King responded, “Part of the problem also is we tend to want to keep secret what we can do when, in reality, a secret deterrent is not a deterrent. The other side has to know what’s liable to happen to them…There have to be consequences. Otherwise, everybody’s going to come after us, not just Russia, but North Korea, Iran, terrorist organizations. This is warfare on the cheap, and we have to be able not only to defend ourselves, but to defend ourselves through a deterrent policy.”

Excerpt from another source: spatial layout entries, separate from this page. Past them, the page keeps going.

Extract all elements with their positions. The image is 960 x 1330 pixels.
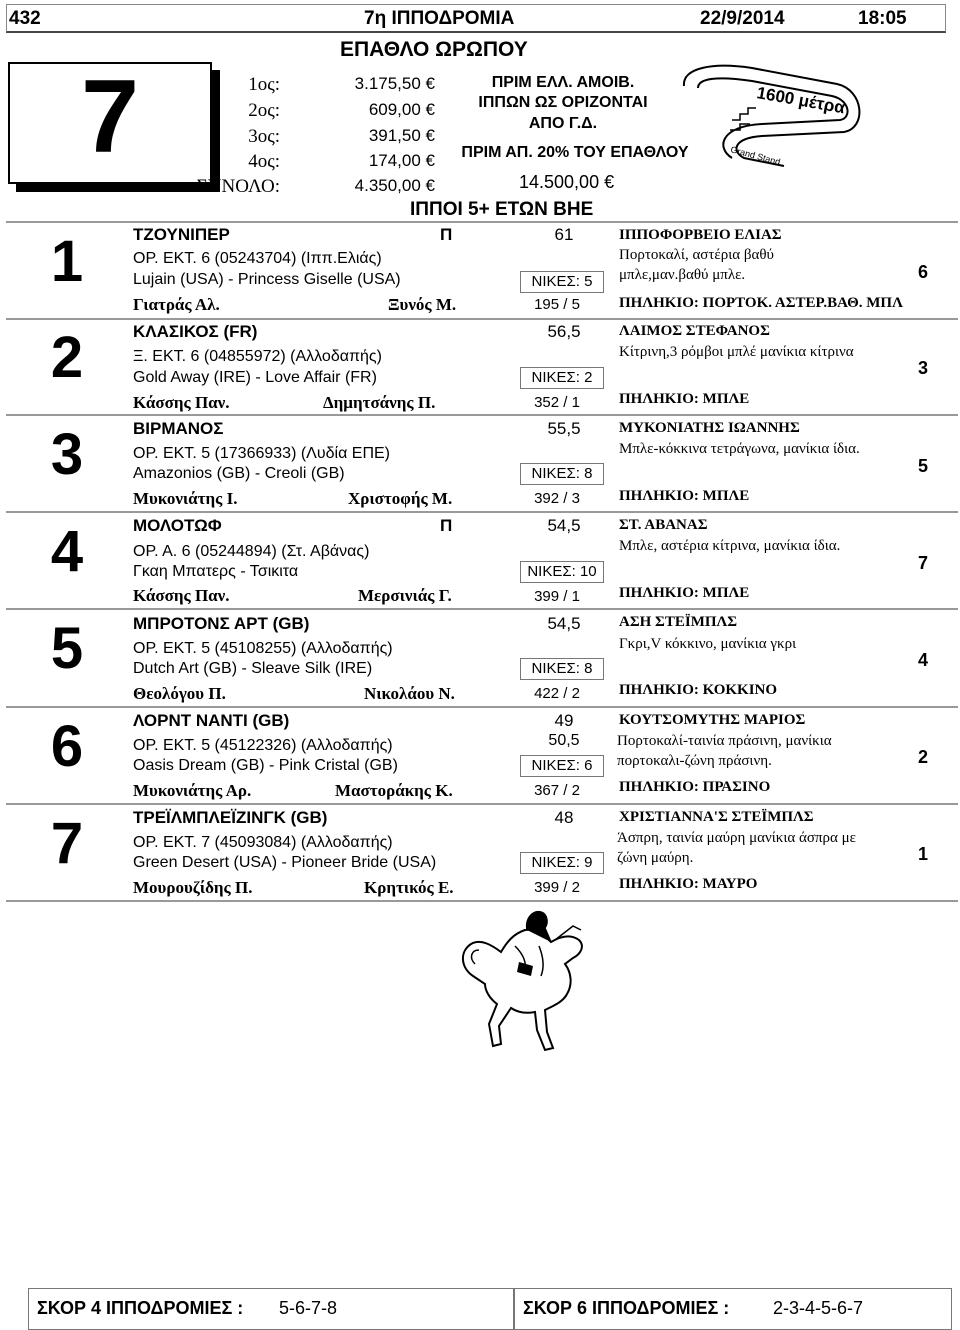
horse-pedigree: Gold Away (IRE) - Love Affair (FR) [133, 369, 377, 386]
silks-text: Άσπρη, ταινία μαύρη μανίκια άσπρα με [617, 830, 856, 846]
owner: ΙΠΠΟΦΟΡΒΕΙΟ ΕΛΙΑΣ [619, 227, 782, 243]
wins-box: ΝΙΚΕΣ: 6 [520, 755, 604, 777]
horse-name: ΚΛΑΣΙΚΟΣ (FR) [133, 322, 258, 341]
prize-total-label: ΣΥΝΟΛΟ: [196, 176, 280, 197]
prize-value: 174,00 € [368, 151, 435, 170]
horse-weight: 55,5 [547, 419, 581, 438]
prize-total-value: 4.350,00 € [354, 176, 435, 195]
prize-label: 2ος: [248, 100, 280, 121]
track-distance: 1600 μέτρα [755, 83, 847, 118]
trainer: Κάσσης Παν. [133, 393, 230, 412]
total-pot: 14.500,00 € [519, 172, 615, 192]
wins-box: ΝΙΚΕΣ: 8 [520, 658, 604, 680]
draw-number: 6 [917, 262, 928, 282]
horse-pedigree: Lujain (USA) - Princess Giselle (USA) [133, 271, 401, 288]
entry-number: 3 [50, 422, 84, 487]
draw-number: 7 [917, 553, 928, 573]
prize-label: 1ος: [248, 74, 280, 95]
horse-pedigree: Dutch Art (GB) - Sleave Silk (IRE) [133, 660, 373, 677]
horse-meta: ΟΡ. Α. 6 (05244894) (Στ. Αβάνας) [133, 543, 370, 560]
horse-pedigree: Amazonios (GB) - Creoli (GB) [133, 465, 345, 482]
page-number: 432 [9, 8, 41, 29]
horse-meta: ΟΡ. ΕΚΤ. 7 (45093084) (Αλλοδαπής) [133, 834, 393, 851]
note-line: ΠΡΙΜ ΕΛΛ. ΑΜΟΙΒ. [491, 74, 635, 91]
score4-value: 5-6-7-8 [279, 1298, 338, 1318]
horse-weight-alt: 50,5 [548, 732, 580, 749]
draw-number: 2 [917, 747, 928, 767]
draw-number: 4 [917, 650, 928, 670]
owner: ΑΣΗ ΣΤΕΪΜΠΛΣ [619, 614, 738, 630]
row-divider [6, 900, 958, 902]
horse-name: ΜΟΛΟΤΩΦ [133, 516, 222, 535]
cap-color: ΠΗΛΗΚΙΟ: ΚΟΚΚΙΝΟ [619, 682, 778, 698]
race-time: 18:05 [858, 8, 907, 29]
horse-flag: Π [440, 225, 453, 244]
entry-number: 6 [50, 714, 84, 779]
horse-pedigree: Oasis Dream (GB) - Pink Cristal (GB) [133, 757, 398, 774]
horse-weight: 54,5 [547, 614, 581, 633]
score4-label: ΣΚΟΡ 4 ΙΠΠΟΔΡΟΜΙΕΣ : [37, 1298, 244, 1318]
trainer: Μυκονιάτης Ι. [133, 489, 238, 508]
draw-number: 5 [917, 456, 928, 476]
row-divider [6, 706, 958, 708]
jockey: Κρητικός Ε. [364, 878, 454, 897]
trainer: Γιατράς Αλ. [133, 295, 220, 314]
score6-value: 2-3-4-5-6-7 [773, 1298, 864, 1318]
entry-number: 2 [50, 325, 84, 390]
silks-text: Γκρι,V κόκκινο, μανίκια γκρι [619, 636, 797, 652]
horse-pedigree: Green Desert (USA) - Pioneer Bride (USA) [133, 854, 437, 871]
race-number-box [8, 59, 212, 184]
trainer: Μουρουζίδης Π. [133, 878, 253, 897]
note-line: ΑΠΟ Γ.Δ. [528, 115, 598, 132]
row-divider [6, 414, 958, 416]
horse-weight: 48 [554, 808, 574, 827]
horse-name: ΜΠΡΟΤΟΝΣ ΑΡΤ (GB) [133, 614, 310, 633]
entry-number: 7 [50, 811, 84, 876]
owner: ΣΤ. ΑΒΑΝΑΣ [619, 517, 708, 533]
prize-value: 391,50 € [368, 126, 435, 145]
entry-number: 1 [50, 229, 84, 294]
horse-name: ΒΙΡΜΑΝΟΣ [133, 419, 224, 438]
silks-text: Μπλε, αστέρια κίτρινα, μανίκια ίδια. [619, 538, 841, 554]
track-diagram [672, 48, 872, 173]
prize-label: 4ος: [248, 151, 280, 172]
horse-meta: ΟΡ. ΕΚΤ. 5 (45122326) (Αλλοδαπής) [133, 737, 393, 754]
cap-color: ΠΗΛΗΚΙΟ: ΜΠΛΕ [619, 585, 750, 601]
jockey: Ξυνός Μ. [388, 295, 457, 314]
race-title: ΕΠΑΘΛΟ ΩΡΩΠΟΥ [340, 38, 528, 61]
row-divider [6, 221, 958, 223]
row-divider [6, 608, 958, 610]
note-line: ΙΠΠΩΝ ΩΣ ΟΡΙΖΟΝΤΑΙ [478, 94, 648, 111]
race-date: 22/9/2014 [700, 8, 785, 29]
note-line: ΠΡΙΜ ΑΠ. 20% ΤΟΥ ΕΠΑΘΛΟΥ [461, 144, 689, 161]
jockey: Δημητσάνης Π. [323, 393, 436, 412]
draw-number: 1 [917, 844, 928, 864]
jockey: Μαστοράκης Κ. [335, 781, 453, 800]
horse-flag: Π [440, 516, 453, 535]
horse-weight: 54,5 [547, 516, 581, 535]
cap-color: ΠΗΛΗΚΙΟ: ΜΑΥΡΟ [619, 876, 758, 892]
wins-box: ΝΙΚΕΣ: 8 [520, 463, 604, 485]
horse-meta: ΟΡ. ΕΚΤ. 6 (05243704) (Ιππ.Ελιάς) [133, 250, 382, 267]
race-condition: ΙΠΠΟΙ 5+ ΕΤΩΝ ΒΗΕ [410, 199, 594, 220]
race-label: 7η ΙΠΠΟΔΡΟΜΙΑ [364, 8, 515, 29]
rating: 422 / 2 [534, 685, 580, 702]
trainer: Μυκονιάτης Αρ. [133, 781, 252, 800]
score4-box [28, 1288, 514, 1330]
wins-box: ΝΙΚΕΣ: 10 [520, 561, 604, 583]
entry-number: 4 [50, 519, 84, 584]
score6-label: ΣΚΟΡ 6 ΙΠΠΟΔΡΟΜΙΕΣ : [523, 1298, 730, 1318]
silks-text: ζώνη μαύρη. [617, 850, 694, 866]
wins-box: ΝΙΚΕΣ: 5 [520, 271, 604, 293]
rating: 392 / 3 [534, 490, 580, 507]
row-divider [6, 511, 958, 513]
jockey: Νικολάου Ν. [364, 684, 455, 703]
rating: 399 / 2 [534, 879, 580, 896]
rating: 399 / 1 [534, 588, 580, 605]
wins-box: ΝΙΚΕΣ: 2 [520, 367, 604, 389]
horse-meta: ΟΡ. ΕΚΤ. 5 (45108255) (Αλλοδαπής) [133, 640, 393, 657]
rating: 352 / 1 [534, 394, 580, 411]
trainer: Κάσσης Παν. [133, 586, 230, 605]
rating: 195 / 5 [534, 296, 580, 313]
draw-number: 3 [917, 358, 928, 378]
prize-value: 609,00 € [368, 100, 435, 119]
entry-number: 5 [50, 616, 84, 681]
page-header [6, 4, 946, 33]
horse-weight: 56,5 [547, 322, 581, 341]
jockey: Χριστοφής Μ. [348, 489, 453, 508]
row-divider [6, 318, 958, 320]
horse-weight: 61 [554, 225, 574, 244]
silks-text: μπλε,μαν.βαθύ μπλε. [619, 267, 746, 283]
horse-name: ΤΡΕΪΛΜΠΛΕΪΖΙΝΓΚ (GB) [133, 808, 328, 827]
score6-box [514, 1288, 952, 1330]
horse-rider-illustration [455, 906, 595, 1056]
owner: ΜΥΚΟΝΙΑΤΗΣ ΙΩΑΝΝΗΣ [619, 420, 800, 436]
rating: 367 / 2 [534, 782, 580, 799]
silks-text: Πορτοκαλί, αστέρια βαθύ [619, 247, 774, 263]
owner: ΧΡΙΣΤΙΑΝΝΑ'Σ ΣΤΕΪΜΠΛΣ [619, 809, 814, 825]
grand-stand-label: Grand Stand [729, 144, 782, 168]
owner: ΛΑΙΜΟΣ ΣΤΕΦΑΝΟΣ [619, 323, 770, 339]
horse-meta: Ξ. ΕΚΤ. 6 (04855972) (Αλλοδαπής) [133, 348, 382, 365]
jockey: Μερσινιάς Γ. [358, 586, 452, 605]
horse-pedigree: Γκαη Μπατερς - Τσικιτα [133, 563, 299, 580]
prize-label: 3ος: [248, 126, 280, 147]
cap-color: ΠΗΛΗΚΙΟ: ΜΠΛΕ [619, 391, 750, 407]
race-number: 7 [81, 59, 139, 175]
silks-text: πορτοκαλι-ζώνη πράσινη. [617, 753, 772, 769]
wins-box: ΝΙΚΕΣ: 9 [520, 852, 604, 874]
horse-name: ΤΖΟΥΝΙΠΕΡ [133, 225, 230, 244]
trainer: Θεολόγου Π. [133, 684, 226, 703]
horse-meta: ΟΡ. ΕΚΤ. 5 (17366933) (Λυδία ΕΠΕ) [133, 445, 390, 462]
cap-color: ΠΗΛΗΚΙΟ: ΜΠΛΕ [619, 488, 750, 504]
silks-text: Πορτοκαλί-ταινία πράσινη, μανίκια [617, 733, 832, 749]
horse-weight: 49 [554, 711, 574, 730]
silks-text: Κίτρινη,3 ρόμβοι μπλέ μανίκια κίτρινα [619, 344, 854, 360]
silks-text: Μπλε-κόκκινα τετράγωνα, μανίκια ίδια. [619, 441, 860, 457]
horse-name: ΛΟΡΝΤ ΝΑΝΤΙ (GB) [133, 711, 290, 730]
row-divider [6, 803, 958, 805]
cap-color: ΠΗΛΗΚΙΟ: ΠΡΑΣΙΝΟ [619, 779, 771, 795]
prize-value: 3.175,50 € [354, 74, 435, 93]
cap-color: ΠΗΛΗΚΙΟ: ΠΟΡΤΟΚ. ΑΣΤΕΡ.ΒΑΘ. ΜΠΛ [619, 295, 903, 311]
owner: ΚΟΥΤΣΟΜΥΤΗΣ ΜΑΡΙΟΣ [619, 712, 806, 728]
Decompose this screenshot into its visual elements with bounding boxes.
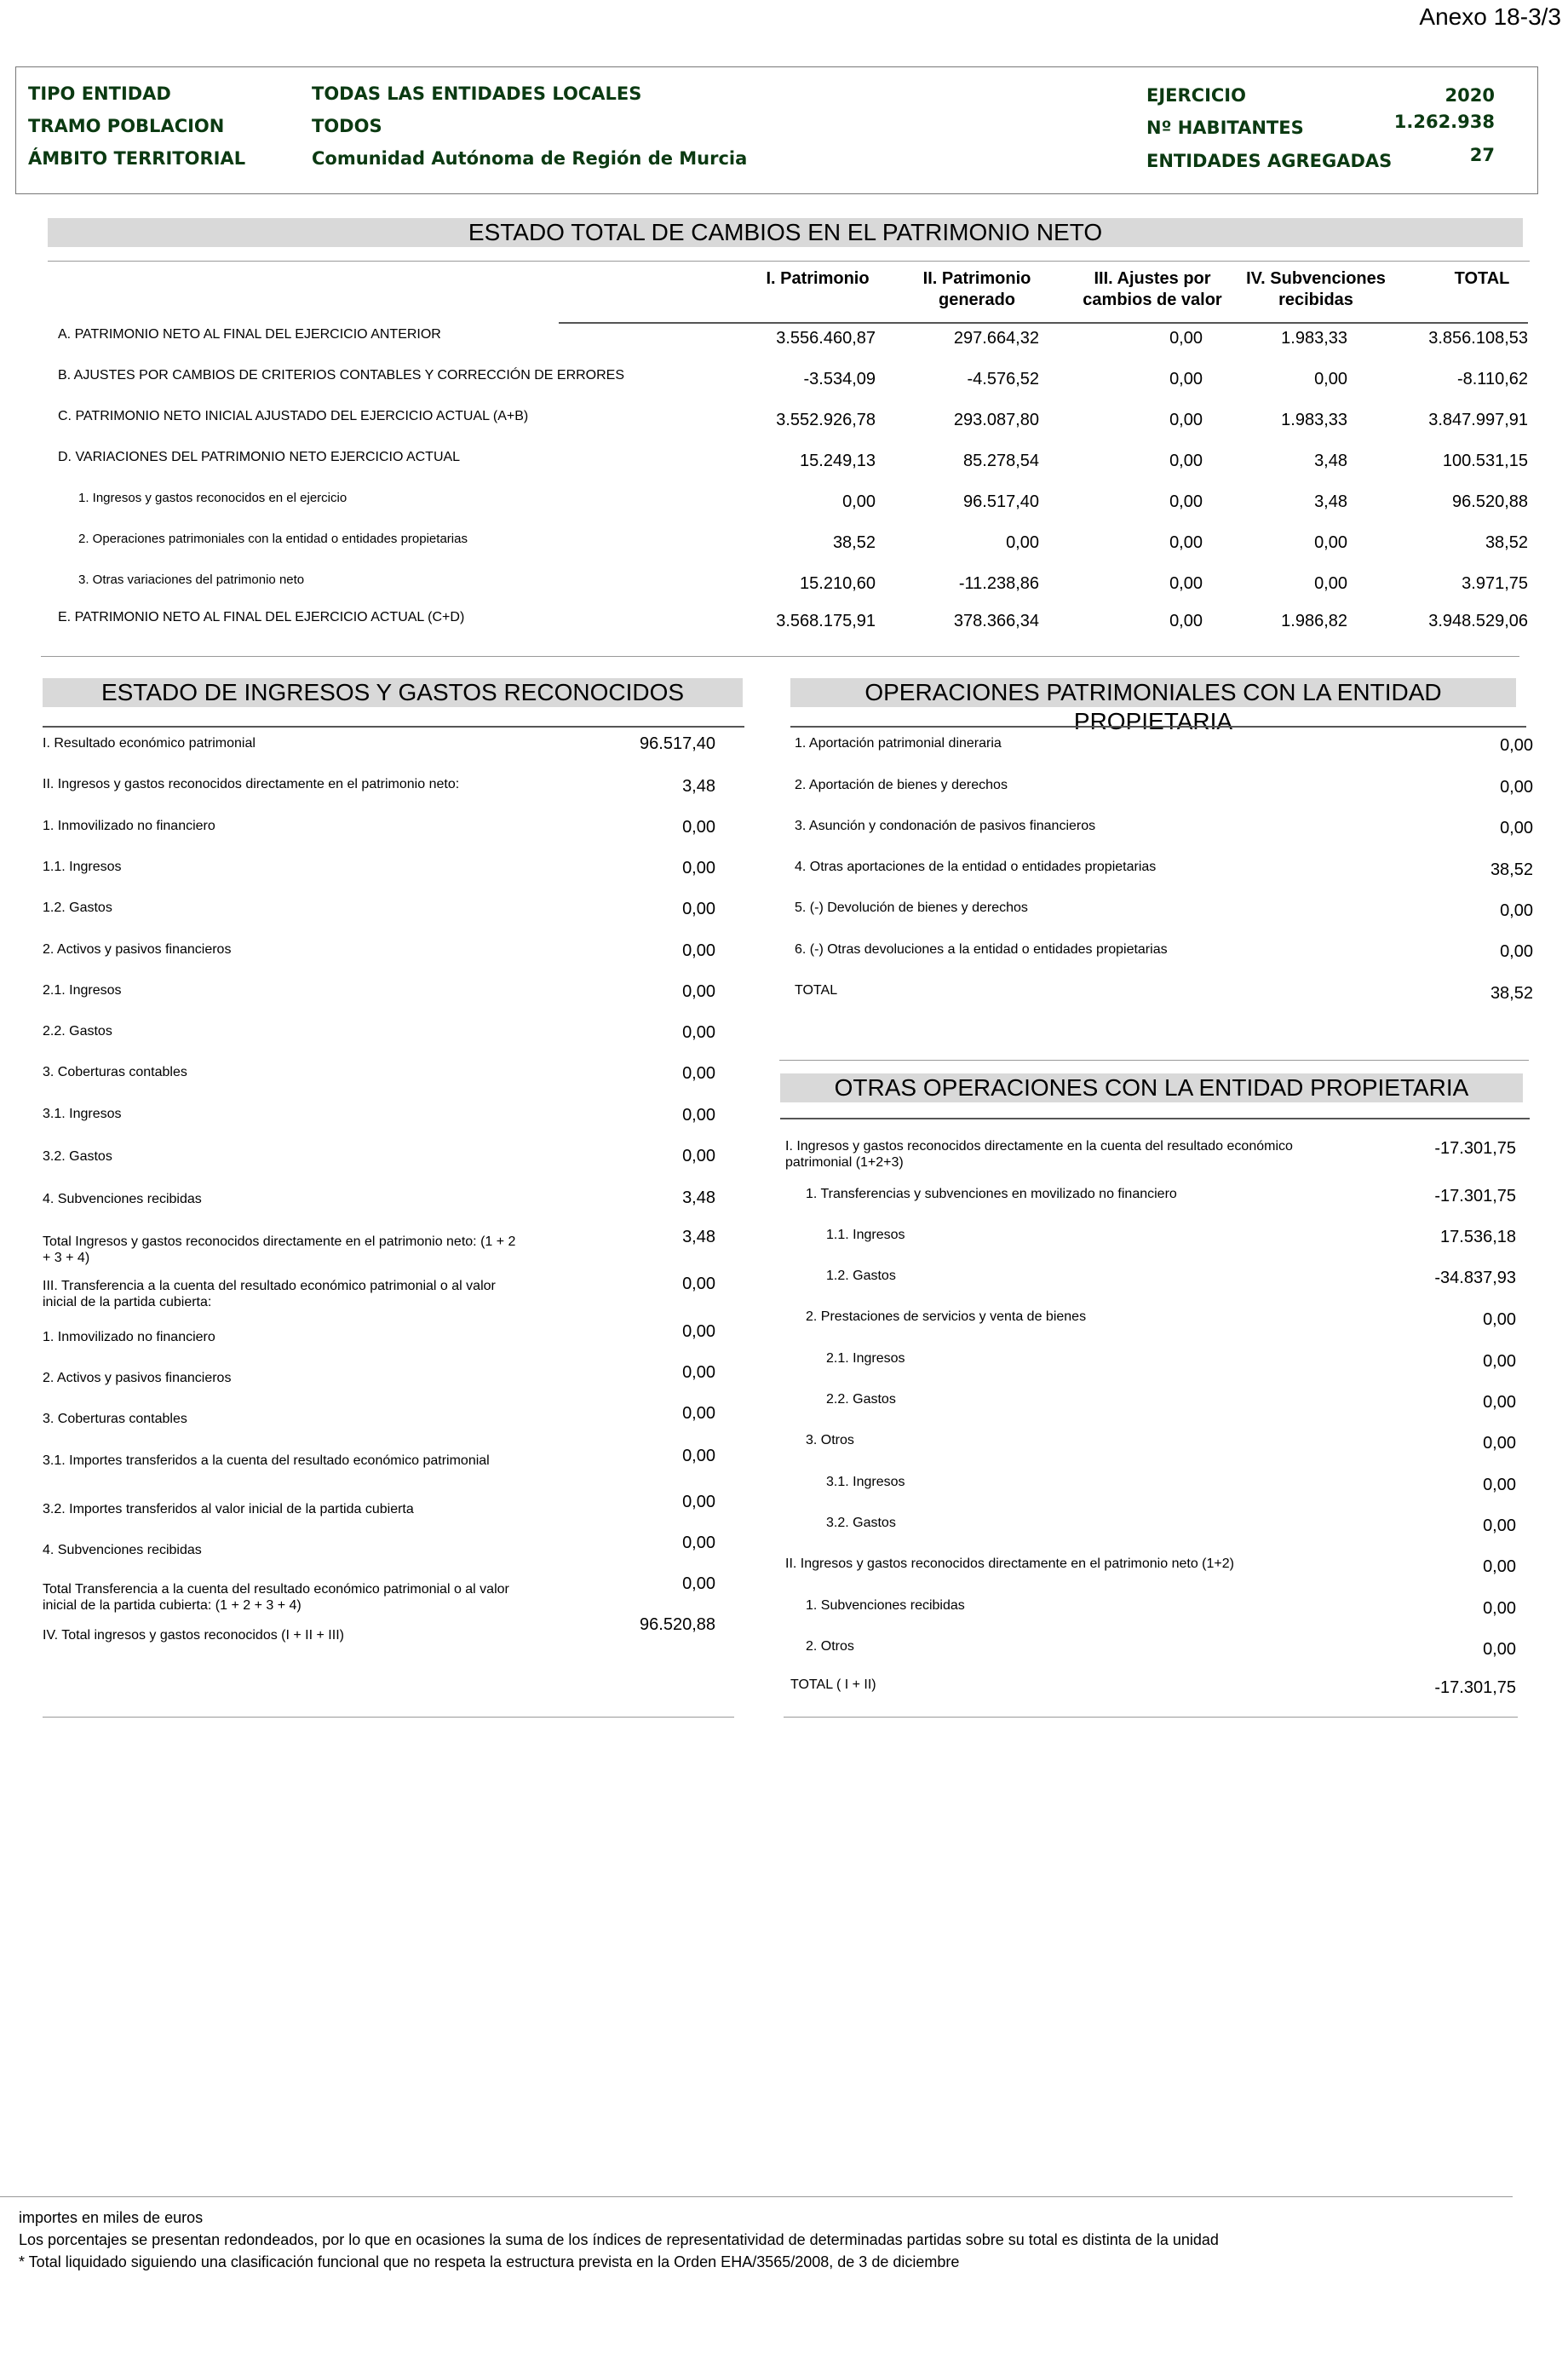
ejercicio-value: 2020 xyxy=(1445,85,1495,106)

Rapuano agreed that the U.S. had “to start being more definitive about what those deterrence options are and how we can best use them.”

Sovereignty

Sen. Mike Rounds (R-SD) noted when it comes to cyber, “We have to make a decision about where we actually defend our country against the possibility of existing attacks today, tomorrow and next week.” He asked if there were a current strategy on where we will actually defend our critical infrastructure and would it be beyond our borders?

The Defense Department’s Rapuano responded, “Senator, yes we do, and the details of our current posture with regard to those elements, I think, would need to be deferred to a closed hearing.” Homeland’s Krebs was more direct: “It’s a home and away game. We – we’ve got to go get them over there at same time we need to be protecting our infrastructure here.”

North Korean activities

Asked about North Korea’s cyberattacks on banks around the world which produce a funding stream for that country’s nuclear program, Rapuano replied, “We do have plans and capabilities that are focused and directed on the North Korean threat in general, and on the specific activities that you have noted,” but again said it had to be discussed in closed session.

Again Krebs jumped in, mentioning Hidden Cobra as an unclassified activity Homeland Security and the FBI were working, that last June put out a warning from the U.S. Computer Emergency Readiness Team (US-CERT) about North Korean malware that was actively targeting media, aerospace, financial and other critical American infrastructure. He said that US-CERT, working recently with “some unlikely partners” and aggressively moving on this “international problem with international solutions.”